I stop with my hand on the door handle, and the honest answer moves through me from somewhere low in my chest. The way he slowed down. The way he watched my face. The patience of him.
“Yes,” I say. “He was good to me.”
I close the door before she can ask anything else.
The black car is already at the curb when I come out of the building, idling with the quiet confidence of expensive machinery. Viktor, Roman’s driver, gives me the small nod he always gives me, the one that means good morning and nothing more, and opens the rear door.
I get in.
Roman is already inside.
He is looking down at something on his phone with the reading glasses he only wears in the car and in private meetings, and which I find unreasonably attractive.
His silver hair is neat. His jaw is clean-shaven. He looks, in every possible way, like a man who had a perfectly ordinary night followed by a perfectly adequate sleep, and I want to find this deeply irritating.
I find it deeply attractive instead, which is worse.
“Good morning,” I say, settling into the seat beside him. Not too close. The usual distance.
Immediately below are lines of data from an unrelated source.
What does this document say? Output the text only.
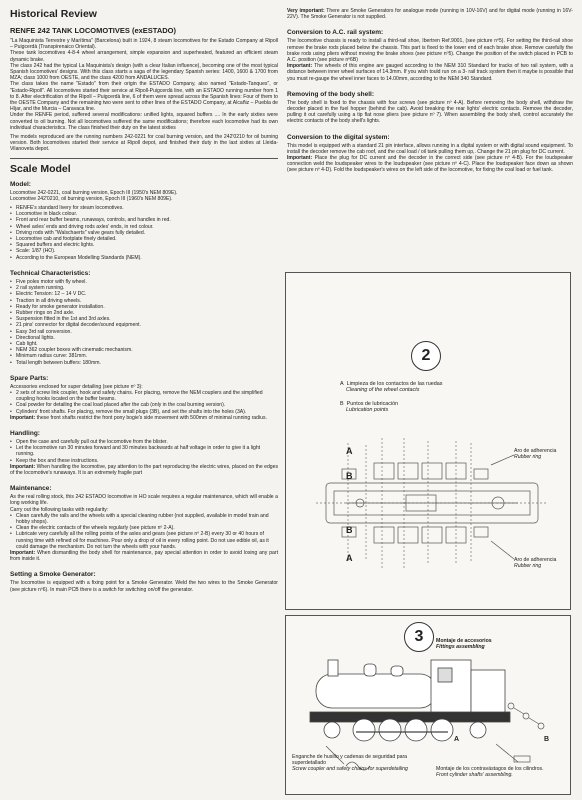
Historical Review
RENFE 242 TANK LOCOMOTIVES (exESTADO)

"La Maquinista Terrestre y Marítima" (Barcelona) built in 1924, 8 steam locomotives for the Estado Company at Ripoll – Puigcerdà (Transpirenaico Oriental).

These tank locomotives 4-8-4 wheel arrangement, simple expansion and superheated, featured an efficient steam dynamic brake.

The class 242 had the typical La Maquinista's design (with a clear Italian influence), becoming one of the most typical Spanish locomotives' designs. With this class starts a saga of the legendary Spanish series: 1400, 1600 & 1700 from MZA; class 1000 from OESTE, and the class 4200 from ANDALUCES.

The class takes the name "Estado" from their origin the ESTADO Company, also named "Estado-Tanques", or "Estado-Ripoll". All locomotives started their service at Ripoll-Puigcerdà line, with an ESTADO running number from 1 to 8. After electrification of the Ripoll – Puigcerdà line, 6 of them were spread across the Spanish lines: Four of them to the OESTE Company and the remaining two were sent to other lines of the ESTADO Company, at Alcañiz – Puebla de Híjar, and the Murcia – Caravaca line.

Under the RENFE period, suffered several modifications: unified lights, squared buffers .... In the early sixties were converted to oil burning. Not all locomotives suffered the same modifications; therefore each locomotive had its own individual characteristics. The class finished their duty on the latest sixties

The models reproduced are the running numbers 242-0221 for coal burning version, and the 242'0210 for oil burning version. Both locomotives started their service at Ripoll depot, and finished their duty in the last sixties at Lleida-Vilanoveta depot.

Scale Model
Model:

Locomotive 242-0221, coal burning version, Epoch III (1950's NEM 809E).

Locomotive 242'0210, oil burning version, Epoch III (1960's NEM 809E).

• RENFE's standard livery for steam locomotives.
• Locomotive in black colour.
• Front and rear buffer beams, runaways, controls, and handles in red.
• Wheel axles' ends and driving rods axles' ends, in red colour.
• Driving rods with "Walschaerts" valve gears fully detailed.
• Locomotive cab and footplate finely detailed.
• Squared buffers and electric lights.
• Scale: 1/87 (HO).
• According to the European Modelling Standards (NEM).
Technical Characteristics:
• Five poles motor with fly wheel.
• 2 rail system running.
• Electric Tension: 12 – 14 V DC.
• Traction in all driving wheels.
• Ready for smoke generator installation.
• Rubber rings on 2nd axle.
• Suspension fitted in the 1st and 3rd axles.
• 21 pins' connector for digital decoder/sound equipment.
• Easy 3rd rail conversion.
• Directional lights.
• Cab light.
• NEM 362 coupler boxes with cinematic mechanism.
• Minimum radius curve: 381mm.
• Total length between buffers: 180mm.
Spare Parts:

Accessories enclosed for super detailing (see picture nº 3):

• 2 sets of screw link coupler, hook and safety chains. For placing, remove the NEM couplers and the simplified coupling hooks located on the buffer beams.
• Coal powder for detailing the coal load placed after the cab (only in the coal burning version).
• Cylinders' front shafts. For placing, remove the small plugs (3B), and set the shafts into the holes (3A).

Important: these front shafts restrict the front pony bogie's side movement with 500mm of minimal running radius.

Handling:
• Open the case and carefully pull out the locomotive from the blister.
• Let the locomotive run 30 minutes forward and 30 minutes backwards at half voltage in order to give it a light running.
• Keep the box and these instructions.

Important: When handling the locomotive, pay attention to the part reproducing the electric wires, placed on the edges of the locomotive's runaways. It is an extremely fragile part

Maintenance:

As the real rolling stock, this 242 ESTADO locomotive in HO scale requires a regular maintenance, which will enable a long working life.

Carry out the following tasks with regularity:

• Clean carefully the rails and the wheels with a special cleaning rubber (not supplied, available in model train and hobby shops).
• Clean the electric contacts of the wheels regularly (see picture nº 2-A).
• Lubricate very carefully all the rolling points of the axles and gears (see picture nº 2-B) every 30 or 40 hours of running time with refined oil for machines. Pour only a drop of oil in every rolling point. Do not use edible oil, as it could damage the mechanism. Do not turn the wheels with your hands.

Important: When dismantling the body shell for maintenance, pay special attention in order to avoid losing any part from inside it.

Setting a Smoke Generator:

The locomotive is equipped with a fixing point for a Smoke Generator. Weld the two wires to the Smoke Generator (see picture nº6). In main PCB there is a switch for switching on/off the generator.

Very important: There are Smoke Generators for analogue mode (running in 10V-16V) and for digital mode (running in 16V-22V). The Smoke Generator is not supplied.

Conversion to A.C. rail system:

The locomotive chassis is ready to install a third-rail shoe, Ibertren Ref.9001, (see picture nº5). For setting the third-rail shoe remove the brake rods placed below the chassis. This part is fixed to the lower end of each brake shoe. Remove carefully the brake rods using pliers without moving the brake shoes (see picture nº5). Change the position of the switch placed in PCB to A.C. position (see picture nº6B)

Important: The wheels of this engine are gauged according to the NEM 310 Standard for tracks of two rail system, with a distance between inner wheel surfaces of 14.3mm. If you wish tould run on a 3- rail track system then it maybe is possible that you must re-gauge the wheel inner faces to 14.00mm, according to the NEM 340 Standard.

Removing of the body shell:

The body shell is fixed to the chassis with four screws (see picture nº 4-A). Before removing the body shell, withdraw the decoder placed in the fuel hopper (behind the cab). Avoid breaking the rear lights' electric contacts. Remove the decoder, pulling it out carefully using a tip flat nose pliers (see picture nº 7). When assembling the body shell, control accurately the electric contacts of the body shell's lights.

Conversion to the digital system:

This model is equipped with a standard 21 pin interface, allows running in a digital system or with digital sound equipment. To install the decoder remove the cab roof, and the coal load / oil tank pulling them up,. Change the 21 pin plug for DC current.

Important: Place the plug for DC current and the decoder in the correct side (see picture nº 4-B). For the loudspeaker connection weld the loudspeaker wires to the loudspeaker (see picture nº 4-C). Place the loudspeaker face down as shown (see picture nº 4-D). Fold the loudspeaker's wires on the left side of the locomotive, for fixing the coal load or fuel tank.

2
A Limpieza de los contactos de las ruedas
Cleaning of the wheel contacts
B Puntos de lubricación
Lubrication points
A
B
B
A
Aro de adherencia
Rubber ring
Aro de adherencia
Rubber ring
3	Montaje de accesorios
Fittings assembling
A	B
Enganche de husillo y cadenas de seguridad para superdetallado
Screw coupler and safety chains for superdetailing	Montaje de los contravástagos de los cilindros.
Front cylinder shafts' assembling.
“You’re three minutes late,” he says, without looking up.
“The elevator was slow.”
He makes a sound that is not quite acknowledgment and not quite dismissal, and turns a page on his phone. I open my bag, take out my tablet, pull up his schedule for the day, and tell myself to focus.
Then he inhales.
It is the smallest, most controlled thing, a slight deepening of breath through the nose, the kind you would miss entirely if you were not already on high alert for exactly this. His eyes stay on his phone. Nothing on his face moves.
I stare at my tablet screen.
Every nerve ending I have is screaming. I keep my eyes forward and my face neutral and I think, with considerable feeling, about the perfume bottle sitting in the back of my dresser drawer, and I think,You are fine, you are completely fine, he does not know,he cannot know, a lot of women probably wear similar scents, this means nothing, you are fine.
He turns another page on his phone.
“Where did you get to last night?” he asks.
My stomach drops approximately four floors.
“I finished up around ten,” I say. My voice is even. I am very proud of my voice right now. “Confirmed everything with your kitchen staff and the security rotation, and then I didn’t see much point in staying.”
“Mm.” He scrolls something. “The Rezenkov contract needs to be with their legal team by end of day. I want the amended clause on indemnity reviewed before it goes.”
“I flagged that this morning. I’ve already sent the revision notes to our legal team. They’ll have a clean draft to you by two.”
He glances at me over the reading glasses for a half second. “Good.”
I look back at my tablet.
We fall into the rhythm of it, the one we have built over two years of these car rides.
He talks, I respond, we work through the day’s architecture. The Sidorov account needs a follow-up call scheduled. The Thursday board meeting has a room change he needs to be aware of. There’s a dinner on Wednesday with two council associates that requires a reservation at a restaurant where Roman is known and where the corner table needs to be specifically requested.
I type notes. I answer questions. I am, by every external measure, completely fine.
What I am internally is a different matter entirely.
He is right there. Sitting next to me, and I know things about him now that I did not know forty-eight hours ago, and my body, which has apparently developed a memory of its own overnight, is making that knowledge extremely difficult to manage.